A ceci près que trop souvent, à la noblesse des intentions, s’allie comme une dilution totale de la forme, la mise en scène, le cinéma dans la compassion pour les victimes de ce statu quo, l’affadissement pur et simple de films jamais à proprement parler « mauvais » (quoique certains…), mais rarement vraiment bons non plus (à l’exception du beau Kes, Family life, Regards et sourires, et surtout de Ladybird et Sweet sixteen, seuls de ses films à regarder la vraie violence, la vraie cruauté de la vie en face, ou en tout cas la représenter sans fard) à force de bonnes intentions.
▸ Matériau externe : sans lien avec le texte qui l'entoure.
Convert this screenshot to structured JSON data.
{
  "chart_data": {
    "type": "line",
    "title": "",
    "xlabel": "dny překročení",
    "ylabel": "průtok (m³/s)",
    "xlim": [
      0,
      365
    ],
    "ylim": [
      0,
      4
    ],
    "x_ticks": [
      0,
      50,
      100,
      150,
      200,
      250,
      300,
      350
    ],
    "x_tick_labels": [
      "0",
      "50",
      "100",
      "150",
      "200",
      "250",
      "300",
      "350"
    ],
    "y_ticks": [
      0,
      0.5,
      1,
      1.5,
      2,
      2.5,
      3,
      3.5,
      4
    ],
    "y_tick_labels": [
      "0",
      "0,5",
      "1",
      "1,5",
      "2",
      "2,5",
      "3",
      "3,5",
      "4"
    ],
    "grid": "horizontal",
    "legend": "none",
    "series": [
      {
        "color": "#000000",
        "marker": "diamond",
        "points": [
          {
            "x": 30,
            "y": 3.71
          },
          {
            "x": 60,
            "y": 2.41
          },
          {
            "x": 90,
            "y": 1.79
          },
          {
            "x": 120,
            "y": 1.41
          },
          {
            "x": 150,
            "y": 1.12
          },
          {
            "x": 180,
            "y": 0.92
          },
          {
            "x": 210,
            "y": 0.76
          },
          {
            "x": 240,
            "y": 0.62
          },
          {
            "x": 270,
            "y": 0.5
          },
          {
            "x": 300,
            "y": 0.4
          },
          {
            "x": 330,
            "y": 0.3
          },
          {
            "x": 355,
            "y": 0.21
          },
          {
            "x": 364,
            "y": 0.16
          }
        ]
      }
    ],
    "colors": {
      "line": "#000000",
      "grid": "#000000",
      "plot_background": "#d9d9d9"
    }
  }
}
The Gamekeeper (1980), encore inédit dans nos salles, a en ce sens le mérite de justement privilégier le quotidien d’un travailleur, la pratique de son métier de garde-chasse élevant des faisans en vue de leur chasse prochaine par le duc qui l’emploie. Film élégant, très fluide dans son approche réaliste du sujet, permettant notamment de mesurer à quel point Loach, quand il le veut bien, peut être un extraordinaire filmeur, à défaut d’un grand metteur en scène. Regarder The Gamekeeper équivaut pour ainsi dire à partager le pur plaisir du passage des saisons – un peu à la manière de l’exemplaire Lady Chatterley de Pascale Ferrand – et l’absence de drame réel accompagnant la vie de ce gamekeeper et sa petite famille.
Là où à l’inverse Raining Stones (1993), film culte pour nombre de loachiens, sommet de l’œuvre si l’on se réfère aux critiques dithyrambiques de l’époque, marque bien l’abandon par le cinéaste de tout souci esthétique au profit, nous le disions, de la solidarité. Nous accompagnons donc Bob et Tommy, deux attachants prolos à la misère soulignée par l’immuable tenue vestimentaire (éternel survêtement pour l’un, vieux bonnet pour l’autre), l’allure de chiens errants au bout du rouleau, mais surtout l’énumération dans au moins une scène – sinon plus – de leurs galères et impasses du moment.
Une fois encore, la noblesse de l’homme et de ses intentions éclipserait donc en partie la possibilité d’une simple approche critique, d’une évaluation autonome et déculpabilisée de chaque film à sa seule mesure. Car oui, pour quelques-uns, Raining Stones est juste un très mauvais film, mal fichu, pas trop mal joué mais sans plus, même pas vraiment émouvant. L’édition simultanée dans la même collection des coffrets Loach et Beauvois, en même temps qu’elle invite à une réévaluation salutaire et distanciée du style et des convictions de chacun, peut aussi avoir ceci d’assez cruel qu’elle met à jour une autre forme d’inégalité, ne pouvant elle se soutenir d’aucune confusion entre forme et fond : celle d’un point de vue de cinéaste, de l’aptitude d’un homme à la caméra à édifier un film, une œuvre, à partir de ses intentions humanistes (de ce point de vue précis, les deux hommes sont largement égaux, sinon secrètement frères) et non uniquement avec elles. Une inégalité de « regard » ? Probablement.